“Bir keresinde Sir Tim’e (World Wide Web’in mucidi), makine öğrenimi ve yapay zekanın insanlık üzerinde olumlu bir etkiye sahip olmasını sağlamak için ne yapabiliriz? diye sordum”, diyor James Pelly.
Tim’in Cevabı ise kısa ve net olmuş: “Bilim kurgu yazın…”
Madem öyle, haydi birlikte bir bilim kurgu yazalım diye kalemi eline almış James ve okurları için yazmaya başlamış.
- Sürücüsüz araçları geliştirmeli miyiz yoksa yavaşlatmalı mıyız?
İyi yönleri:
Otonom araçlar şehir içinde park etmek zorunda olmadığı için ortak yaşam alanlarında daha ferah, daha geniş alanlara sahip olabiliriz.
Otonom araçlar trafikte insanların ölmeyeceğini vaat ediyor. Dünyada her yıl 1 milyona yakın insan trafik kazaları yüzünden hayatını kaybediyor.
Kötü yönü:
Sürücülere ihtiyaç duymadığı için milyonlarca insanı işsiz bırakacak veya iş değiştirmeye zorlayacak.
- Otonom araçlar 2. Dalga teknolojiyi süper hızlı geliştirecekler. 3. Dalgayı yaratabilirler mi?
Teknolojinin ilk dalgası bilgi taşımaktı. Bitler bitleri taşıdı. Şimdi ikinci dalgasındayız, bitler atomları taşıyor. Uber ve Lyft gibi şirketler yazılımın nasıl fiziksel dünyayı etkileyebileceğini gösterdi. Otonom teknolojisi yeni hizmetlerin patlamasına sebep olabilir.
Otonom teknolojileri araçları nasıl gördüğümüzü değiştirebilir mi? Tek başlarına hareket edebiliyorlar. Canlı gözüküyorlar. “Benden değil, daha akıllı birinden dinleyelim” diyor James. Aristoteles’ten.

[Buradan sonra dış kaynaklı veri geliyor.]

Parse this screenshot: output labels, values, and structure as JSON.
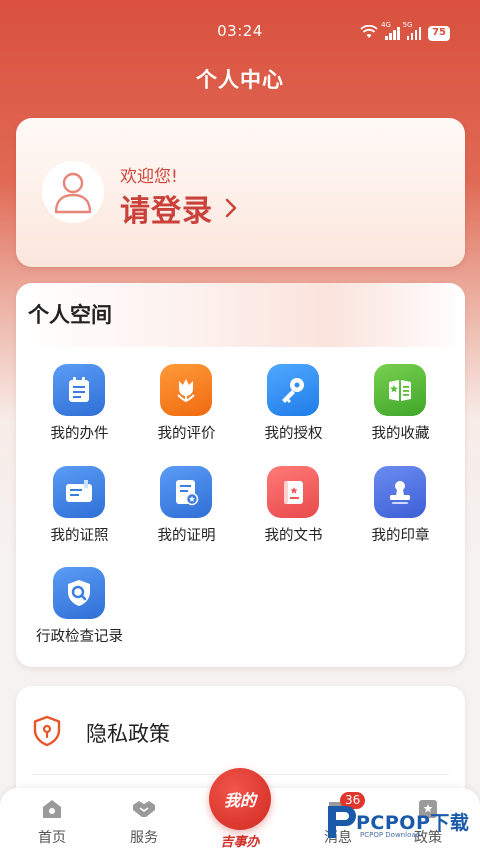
{
  "status_bar": {
    "time": "03:24",
    "signal1_tag": "4G",
    "signal2_tag": "5G",
    "battery": "75"
  },
  "header": {
    "title": "个人中心"
  },
  "login": {
    "welcome": "欢迎您!",
    "action": "请登录"
  },
  "personal_space": {
    "title": "个人空间",
    "items": [
      {
        "label": "我的办件",
        "icon": "clipboard-icon",
        "color": "#3b7de0"
      },
      {
        "label": "我的评价",
        "icon": "tulip-icon",
        "color": "#f57a1c"
      },
      {
        "label": "我的授权",
        "icon": "key-icon",
        "color": "#2f8ff0"
      },
      {
        "label": "我的收藏",
        "icon": "bookmark-icon",
        "color": "#5cbf3a"
      },
      {
        "label": "我的证照",
        "icon": "license-icon",
        "color": "#3b7de0"
      },
      {
        "label": "我的证明",
        "icon": "certificate-icon",
        "color": "#3b7de0"
      },
      {
        "label": "我的文书",
        "icon": "document-icon",
        "color": "#f0565a"
      },
      {
        "label": "我的印章",
        "icon": "stamp-icon",
        "color": "#4a6fe0"
      },
      {
        "label": "行政检查记录",
        "icon": "shield-search-icon",
        "color": "#3b7de0"
      }
    ]
  },
  "privacy": {
    "label": "隐私政策",
    "icon": "shield-icon"
  },
  "tabbar": {
    "items": [
      {
        "label": "首页",
        "icon": "home-icon"
      },
      {
        "label": "服务",
        "icon": "handshake-icon"
      },
      {
        "label": "消息",
        "icon": "message-icon"
      },
      {
        "label": "政策",
        "icon": "policy-icon"
      }
    ],
    "center_label": "我的",
    "center_sub": "吉事办",
    "message_badge": "36"
  },
  "watermark": {
    "text": "PCPOP下载",
    "sub": "PCPOP Download"
  },
  "colors": {
    "brand_red": "#d9503e",
    "accent_red": "#c9413a"
  }
}
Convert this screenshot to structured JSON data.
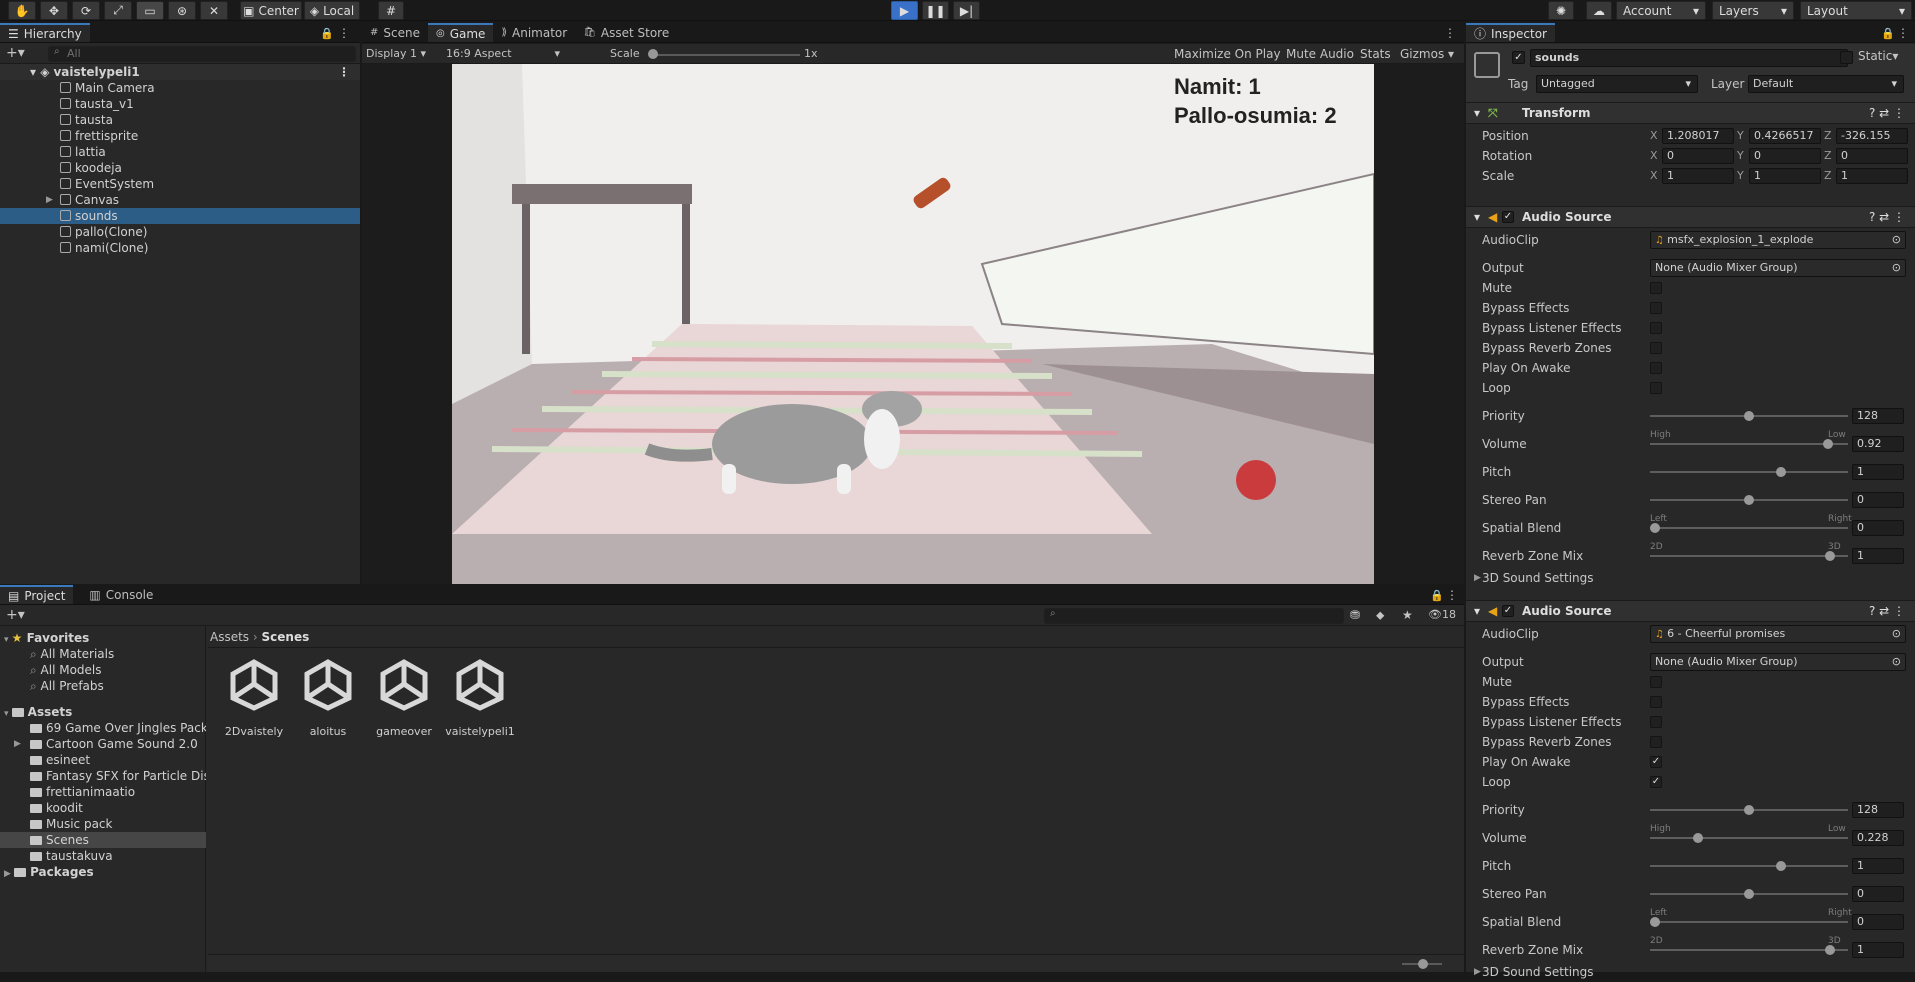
{
  "toolbar": {
    "center_label": "Center",
    "local_label": "Local",
    "account_label": "Account",
    "layers_label": "Layers",
    "layout_label": "Layout"
  },
  "hierarchy": {
    "tab": "Hierarchy",
    "search_placeholder": "All",
    "scene": "vaistelypeli1",
    "items": [
      "Main Camera",
      "tausta_v1",
      "tausta",
      "frettisprite",
      "lattia",
      "koodeja",
      "EventSystem",
      "Canvas",
      "sounds",
      "pallo(Clone)",
      "nami(Clone)"
    ],
    "selected": "sounds"
  },
  "center_tabs": [
    "Scene",
    "Game",
    "Animator",
    "Asset Store"
  ],
  "game_bar": {
    "display": "Display 1",
    "aspect": "16:9 Aspect",
    "scale_label": "Scale",
    "scale_value": "1x",
    "maximize": "Maximize On Play",
    "mute": "Mute Audio",
    "stats": "Stats",
    "gizmos": "Gizmos"
  },
  "game_view": {
    "namit": "Namit: 1",
    "pallo": "Pallo-osumia: 2"
  },
  "inspector": {
    "tab": "Inspector",
    "object_name": "sounds",
    "static_label": "Static",
    "tag_label": "Tag",
    "tag_value": "Untagged",
    "layer_label": "Layer",
    "layer_value": "Default",
    "transform": {
      "title": "Transform",
      "position_label": "Position",
      "rotation_label": "Rotation",
      "scale_label": "Scale",
      "position": [
        "1.208017",
        "0.4266517",
        "-326.155"
      ],
      "rotation": [
        "0",
        "0",
        "0"
      ],
      "scale": [
        "1",
        "1",
        "1"
      ]
    },
    "audio_sources": [
      {
        "title": "Audio Source",
        "clip_label": "AudioClip",
        "clip": "msfx_explosion_1_explode",
        "output_label": "Output",
        "output": "None (Audio Mixer Group)",
        "mute": "Mute",
        "bypass_effects": "Bypass Effects",
        "bypass_listener": "Bypass Listener Effects",
        "bypass_reverb": "Bypass Reverb Zones",
        "play_on_awake": "Play On Awake",
        "loop": "Loop",
        "play_on_awake_checked": false,
        "loop_checked": false,
        "priority_label": "Priority",
        "priority": "128",
        "volume_label": "Volume",
        "volume": "0.92",
        "pitch_label": "Pitch",
        "pitch": "1",
        "pan_label": "Stereo Pan",
        "pan": "0",
        "spatial_label": "Spatial Blend",
        "spatial": "0",
        "reverb_label": "Reverb Zone Mix",
        "reverb": "1",
        "high": "High",
        "low": "Low",
        "left": "Left",
        "right": "Right",
        "d2": "2D",
        "d3": "3D",
        "settings3d": "3D Sound Settings"
      },
      {
        "title": "Audio Source",
        "clip_label": "AudioClip",
        "clip": "6 - Cheerful promises",
        "output_label": "Output",
        "output": "None (Audio Mixer Group)",
        "mute": "Mute",
        "bypass_effects": "Bypass Effects",
        "bypass_listener": "Bypass Listener Effects",
        "bypass_reverb": "Bypass Reverb Zones",
        "play_on_awake": "Play On Awake",
        "loop": "Loop",
        "play_on_awake_checked": true,
        "loop_checked": true,
        "priority_label": "Priority",
        "priority": "128",
        "volume_label": "Volume",
        "volume": "0.228",
        "pitch_label": "Pitch",
        "pitch": "1",
        "pan_label": "Stereo Pan",
        "pan": "0",
        "spatial_label": "Spatial Blend",
        "spatial": "0",
        "reverb_label": "Reverb Zone Mix",
        "reverb": "1",
        "high": "High",
        "low": "Low",
        "left": "Left",
        "right": "Right",
        "d2": "2D",
        "d3": "3D",
        "settings3d": "3D Sound Settings"
      }
    ]
  },
  "project": {
    "tabs": [
      "Project",
      "Console"
    ],
    "hidden_count": "18",
    "favorites_label": "Favorites",
    "favorites": [
      "All Materials",
      "All Models",
      "All Prefabs"
    ],
    "assets_label": "Assets",
    "folders": [
      "69 Game Over Jingles Pack",
      "Cartoon Game Sound 2.0",
      "esineet",
      "Fantasy SFX for Particle Dis",
      "frettianimaatio",
      "koodit",
      "Music pack",
      "Scenes",
      "taustakuva"
    ],
    "selected_folder": "Scenes",
    "packages_label": "Packages",
    "breadcrumb": [
      "Assets",
      "Scenes"
    ],
    "scenes": [
      "2Dvaistely",
      "aloitus",
      "gameover",
      "vaistelypeli1"
    ]
  }
}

“Hareket hayattır” – Aristoteles
Sürücüsüz araçlar ile biz ‘taşınmış’ olacağız. Çikolata fabrikasındaki kahve çekirdekleri gibi değil; harekete geçmek için taşınmış olacağız.
- Otonom Araçların ne yapabileceğini konuşuyoruz, peki ya ne olabilecekleri?
Araçlarımız için, telefondan tuşa bastığımızda gelen bir uzaktan kontrol sistemi kurabiliriz. Bazıları bu konuda ısrarcı ancak biz gerçekten araçlarımızın tekerlekli robotlar olmasını istiyor muyuz? İsteklerimizi yerine getiren sessiz hizmetçiler olmalarını mı?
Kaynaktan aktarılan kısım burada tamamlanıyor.